# Demonstration Notebook
## Train model to recognize notes from input sounds

By Ben Walsh \
For Elly

&copy; 2021 Ben Walsh <ben@elly.io>

## Contents

1. [Import Libraries](#lib_import)
1. [Import Data](#data_import)
1. [Evaluate Model](#model_eval)
1. [Demo Model](#model_demo)


TO DO
- note_len_time in melody_record can be float, not just int
- melody_transcribe include DEBUG outputs with feature extract
- better feature extract with librosa?mfccs - see NLP course - then retrain
- Additional data augmentation with shifted onset and scaled length
- Decouple load_training_data so X isn't needed for hum_len/feat_extract
- Submodule repo into simple_gui
- Feature importance with xgboost
- Define data_folder and import so hum_wav_file in test model can use it

In [1]:
%load_ext autoreload
%autoreload 2

## <a id = "lib_import"></a>1. Import Libraries

In [2]:
import sys
import time

import ipywidgets as widgets

import pickle

import xgboost as xgb
from sklearn.metrics import accuracy_score

import pandas as pd
import numpy as np

from scipy.io import wavfile as wav
from IPython.display import Audio

# Add custom modules to path
module_path = os.path.abspath(os.path.join('..'))
if module_path not in sys.path:
    sys.path.append(module_path)
    
from util.music_util import note_to_freq, Note, Melody, melody_transcribe, melody_record
from util.ml_util import feat_extract, load_training_data


pygame 1.9.6
Hello from the pygame community. https://www.pygame.org/contribute.html
C:\Users\benja\OneDrive\Documents\Python\liloquy-git\note-recognition\sound_files\Hum_Db4.wav does not exist
C:\Users\benja\OneDrive\Documents\Python\liloquy-git\note-recognition\sound_files\Hum_Eb4.wav does not exist
C:\Users\benja\OneDrive\Documents\Python\liloquy-git\note-recognition\sound_files\Hum_Gb4.wav does not exist
C:\Users\benja\OneDrive\Documents\Python\liloquy-git\note-recognition\sound_files\Hum_Ab4.wav does not exist
C:\Users\benja\OneDrive\Documents\Python\liloquy-git\note-recognition\sound_files\Hum_Bb4.wav does not exist
C:\Users\benja\OneDrive\Documents\Python\liloquy-git\note-recognition\sound_files\Hum_B4.wav does not exist


## <a id = "data_import"></a>2.1 Import Data

### 2.1 Import Training Data (for reference)

In [3]:
SCALE = ('C4', 'D4', 'E4', 'F4', 'G4', 'A4')
X, y, fs = load_training_data(SCALE)

  fs, signal = wav.read(training_data[note])

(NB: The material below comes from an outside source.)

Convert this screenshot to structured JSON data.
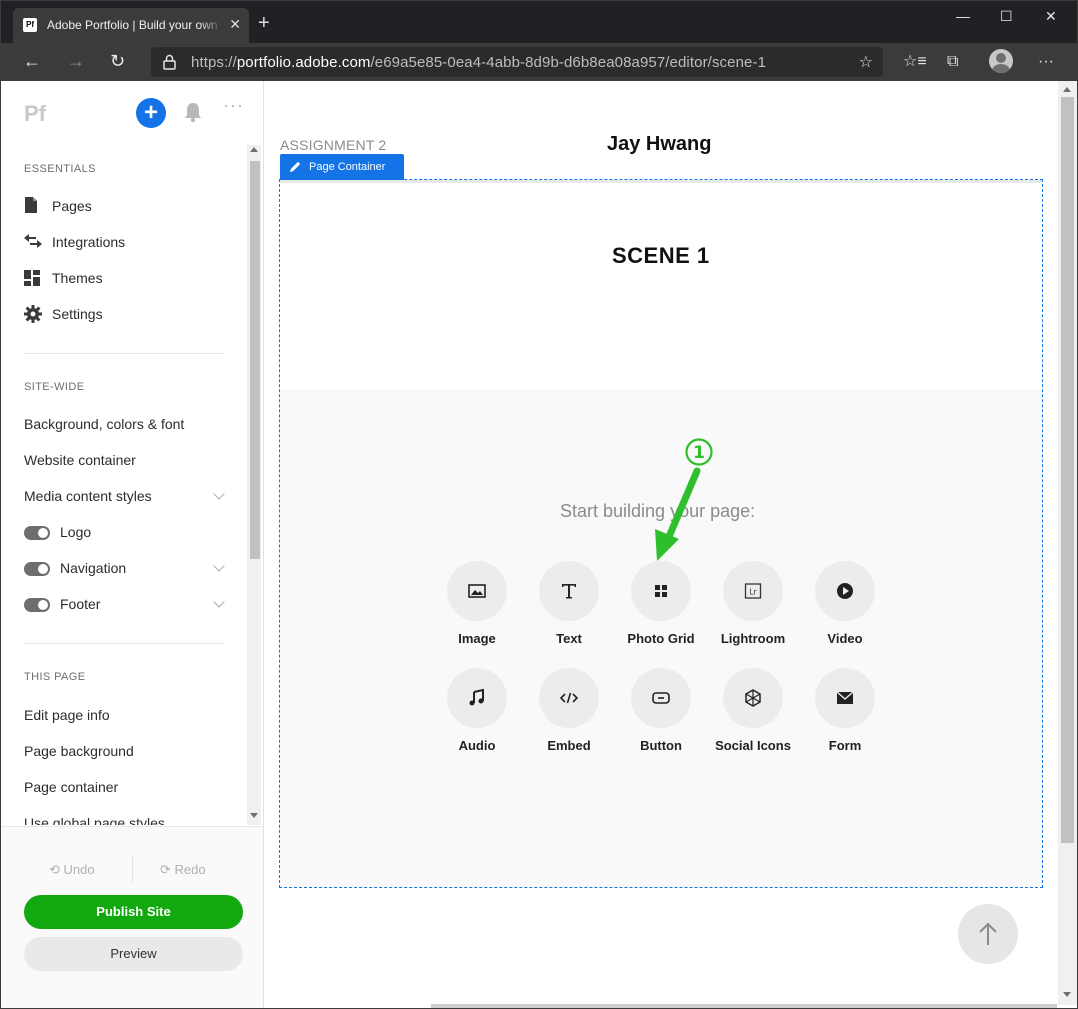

Sanity check the dimensions of the augmented training set

## <a id = "feat_save"></a> 2.2 Import Evaluation Data

In [4]:
DATA_FOLDER = r"../data"

In [5]:
X_test = pd.read_csv(os.path.join(DATA_FOLDER,"X_test.csv"), index_col=0)
y_test = pd.read_csv(os.path.join(DATA_FOLDER, "y_test.csv"), index_col=0)

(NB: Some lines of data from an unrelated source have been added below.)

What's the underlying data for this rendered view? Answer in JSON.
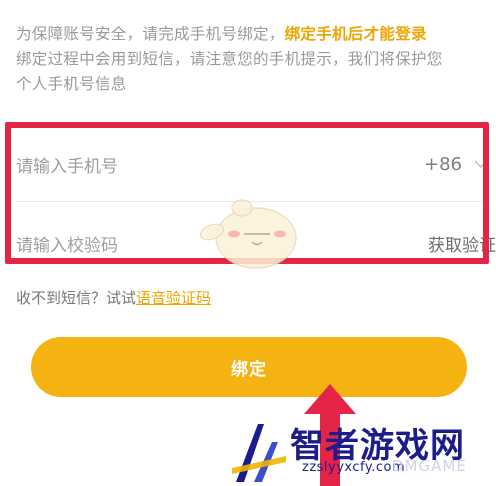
{
  "notice": {
    "text_plain": "为保障账号安全，请完成手机号绑定，",
    "text_highlight": "绑定手机后才能登录",
    "text_line2": "绑定过程中会用到短信，请注意您的手机提示，我们将保护您",
    "text_line3": "个人手机号信息"
  },
  "phone_field": {
    "placeholder": "请输入手机号",
    "country_code": "+86"
  },
  "code_field": {
    "placeholder": "请输入校验码",
    "get_code_label": "获取验证"
  },
  "voice": {
    "prompt": "收不到短信？试试",
    "link_label": "语音验证码"
  },
  "bind_button": {
    "label": "绑定"
  },
  "watermark": {
    "title": "智者游戏网",
    "url": "zzslyyxcfy.com",
    "faint": "DMGAME"
  },
  "colors": {
    "accent": "#f5b311",
    "highlight_text": "#f0a500",
    "annotation_red": "#e42547",
    "watermark_blue": "#1c1c8c"
  }
}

## <a id = "model_eval"></a>3. Evaluate Model

### 3.1 Load Model

In [6]:
# Load latest model
MODEL_FOLDER = r"..\model\trained_models"

In [7]:
latest_model = os.listdir(MODEL_FOLDER)[-1]
model_to_demo = pickle.load(open('{}/{}'.format(MODEL_FOLDER, latest_model), 'rb'))

### 3.2 Evaluation Model on Test Set

In [8]:
# Generate predictions
y_predict = model_to_demo.predict(X_test)

# Evaluate predictions
print(f"Accuracy on test set: {100*accuracy_score(y_test, y_predict)}")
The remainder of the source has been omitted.